Oggi a Mogadiscio ci sono pochissime strutture sanitarie pubbliche ancora in funzione e la popolazione ha sempre maggiori difficoltà ad accedere alle cure mediche. Nel corso delle ultime settimane la tensione a Mogadiscio, dove si sta svolgendo il processo di riconciliazione in Somalia, è aumentata. Ci sono sempre più soldati per le strade e, dall’inizio di luglio, ogni giorno ci sono state esplosioni e battaglie a colpi di arma da fuoco che hanno causato feriti tra i civili. Le persone hanno nuovamente iniziato a fuggire dalla città.

La crescente insicurezza rende sempre più difficile per la popolazione anche l’accesso alla clinica di MSF recentemente aperta. Le persone hanno troppa paura a camminare per le strade e i servizi di trasporto pubblico sono sempre meno efficienti a causa del deterioramento delle condizioni di sicurezza.

All’inizio di luglio, una media di 150 bambini al giorno arrivavano nella clinica di MSF, mentre dalla scorsa settimana, in seguito agli scontri e alle esplosioni vicino alla clinica di MSF, il numero di pazienti è calato in maniera significativa a 100 bambini al giorno.

La crescente violenza colpisce tutti gli abitanti di Mogadiscio: impedisce alla gente di ricorrere alle cure mediche così come non permette al personale medico e alle organizzazioni umanitarie di raggiungere chi si trova in pericolo. Recentemente, alcune delle poche strutture sanitarie rimaste non sono più state in grado di fornire assistenza continua e, a volte, nemmeno di rispondere ai bisogni più elementari.

La popolazione civile è, ancora una volta, la principale vittima della grave instabilità e della violenza a Mogadiscio e gli scontri attuali stanno ulteriormente peggiorando la già critica situazione.
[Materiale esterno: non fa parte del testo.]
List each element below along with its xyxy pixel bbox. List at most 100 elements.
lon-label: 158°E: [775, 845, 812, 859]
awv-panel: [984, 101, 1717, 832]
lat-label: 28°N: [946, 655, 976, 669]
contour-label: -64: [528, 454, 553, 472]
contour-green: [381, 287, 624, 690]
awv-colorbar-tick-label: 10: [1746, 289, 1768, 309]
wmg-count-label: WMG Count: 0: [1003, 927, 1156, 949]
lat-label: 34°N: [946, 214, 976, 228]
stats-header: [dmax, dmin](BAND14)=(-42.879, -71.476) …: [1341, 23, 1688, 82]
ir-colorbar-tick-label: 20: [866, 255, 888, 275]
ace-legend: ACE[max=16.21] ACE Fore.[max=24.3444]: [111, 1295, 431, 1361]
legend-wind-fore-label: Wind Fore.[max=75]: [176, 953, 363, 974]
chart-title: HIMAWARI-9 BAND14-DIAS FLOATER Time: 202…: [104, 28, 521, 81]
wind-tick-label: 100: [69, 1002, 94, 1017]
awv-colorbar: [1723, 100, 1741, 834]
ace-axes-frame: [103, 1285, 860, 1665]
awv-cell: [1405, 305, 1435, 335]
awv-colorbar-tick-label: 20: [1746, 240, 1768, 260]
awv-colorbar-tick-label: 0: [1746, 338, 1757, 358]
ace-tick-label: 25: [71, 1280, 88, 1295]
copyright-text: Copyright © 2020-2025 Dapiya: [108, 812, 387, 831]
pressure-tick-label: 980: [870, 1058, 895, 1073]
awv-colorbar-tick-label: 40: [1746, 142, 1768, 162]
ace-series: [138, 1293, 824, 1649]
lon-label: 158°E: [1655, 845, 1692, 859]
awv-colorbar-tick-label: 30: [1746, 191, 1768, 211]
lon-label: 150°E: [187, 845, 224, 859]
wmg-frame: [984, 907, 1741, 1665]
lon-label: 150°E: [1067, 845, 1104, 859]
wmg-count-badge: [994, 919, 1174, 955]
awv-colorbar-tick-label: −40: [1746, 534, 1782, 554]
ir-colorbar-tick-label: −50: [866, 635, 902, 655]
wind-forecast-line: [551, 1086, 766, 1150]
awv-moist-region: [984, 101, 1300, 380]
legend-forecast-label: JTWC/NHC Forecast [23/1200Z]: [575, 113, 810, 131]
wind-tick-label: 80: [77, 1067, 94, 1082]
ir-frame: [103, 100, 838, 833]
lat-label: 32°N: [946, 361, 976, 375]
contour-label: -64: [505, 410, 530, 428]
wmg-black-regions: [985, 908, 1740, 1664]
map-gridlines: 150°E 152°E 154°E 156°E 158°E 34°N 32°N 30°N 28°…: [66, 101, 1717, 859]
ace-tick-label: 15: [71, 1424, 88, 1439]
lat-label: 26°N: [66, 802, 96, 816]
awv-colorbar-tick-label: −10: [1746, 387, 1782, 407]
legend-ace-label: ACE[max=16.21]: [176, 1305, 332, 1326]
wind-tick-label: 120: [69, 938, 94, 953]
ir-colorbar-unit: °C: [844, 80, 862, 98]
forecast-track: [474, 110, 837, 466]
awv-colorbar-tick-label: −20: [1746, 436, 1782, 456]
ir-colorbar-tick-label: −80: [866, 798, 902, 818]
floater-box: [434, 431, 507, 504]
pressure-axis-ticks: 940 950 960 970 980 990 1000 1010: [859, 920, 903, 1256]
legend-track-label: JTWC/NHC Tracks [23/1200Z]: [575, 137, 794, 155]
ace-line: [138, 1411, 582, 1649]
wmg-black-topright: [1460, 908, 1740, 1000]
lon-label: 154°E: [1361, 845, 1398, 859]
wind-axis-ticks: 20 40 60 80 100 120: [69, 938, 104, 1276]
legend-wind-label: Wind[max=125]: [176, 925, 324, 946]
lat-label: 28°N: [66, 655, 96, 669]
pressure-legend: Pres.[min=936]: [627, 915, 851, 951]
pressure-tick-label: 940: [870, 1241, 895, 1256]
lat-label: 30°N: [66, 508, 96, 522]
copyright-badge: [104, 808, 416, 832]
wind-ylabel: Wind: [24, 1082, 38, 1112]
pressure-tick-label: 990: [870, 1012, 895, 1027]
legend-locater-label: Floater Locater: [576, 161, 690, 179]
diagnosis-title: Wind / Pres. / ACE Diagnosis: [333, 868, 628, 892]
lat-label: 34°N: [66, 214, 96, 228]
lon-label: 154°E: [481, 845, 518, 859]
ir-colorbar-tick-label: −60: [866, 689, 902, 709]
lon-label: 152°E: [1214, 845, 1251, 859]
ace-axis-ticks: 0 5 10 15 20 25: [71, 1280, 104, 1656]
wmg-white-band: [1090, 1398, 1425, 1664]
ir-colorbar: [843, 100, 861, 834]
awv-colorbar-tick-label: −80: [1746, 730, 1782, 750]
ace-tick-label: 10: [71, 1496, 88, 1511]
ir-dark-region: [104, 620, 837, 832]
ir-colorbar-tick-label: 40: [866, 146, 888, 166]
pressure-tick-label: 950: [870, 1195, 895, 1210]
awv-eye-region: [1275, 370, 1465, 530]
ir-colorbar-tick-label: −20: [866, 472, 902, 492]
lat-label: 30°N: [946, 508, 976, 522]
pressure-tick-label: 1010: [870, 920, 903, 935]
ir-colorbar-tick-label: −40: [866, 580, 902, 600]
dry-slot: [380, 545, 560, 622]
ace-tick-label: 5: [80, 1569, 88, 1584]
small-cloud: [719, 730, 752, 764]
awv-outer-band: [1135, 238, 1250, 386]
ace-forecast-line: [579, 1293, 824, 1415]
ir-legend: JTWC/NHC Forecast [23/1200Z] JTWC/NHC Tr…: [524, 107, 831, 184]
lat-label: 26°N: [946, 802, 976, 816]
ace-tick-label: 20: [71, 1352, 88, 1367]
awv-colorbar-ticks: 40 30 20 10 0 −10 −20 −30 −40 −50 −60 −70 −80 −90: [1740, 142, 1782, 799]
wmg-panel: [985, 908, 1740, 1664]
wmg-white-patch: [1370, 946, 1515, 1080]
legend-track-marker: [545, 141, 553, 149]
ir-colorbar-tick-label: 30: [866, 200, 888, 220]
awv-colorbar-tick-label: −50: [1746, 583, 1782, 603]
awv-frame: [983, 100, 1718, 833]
MSF chiede a tutte la parti in conflitto di rispettare l’incolumità dei civili.

Medici Senza Frontiere lavora in Somalia centrale e meridionale da oltre 16 anni, e fornisce attualmente cure mediche in dieci regioni: Bakool, Banadir, Bay, Galgadud, Hiraan, Lower Juba, Middle Juba, Mudug, Middle Shabelle e Lower Shabelle. Sessanta operatori internazionali e oltre 800 operatori somali di Medici Senza Frontiere lavorano in Somalia. Nel 2006 MSF ha effettuato più di 300mila visite mediche ambulatoriali, e ha ricoverate 10mila pazienti in ospedale.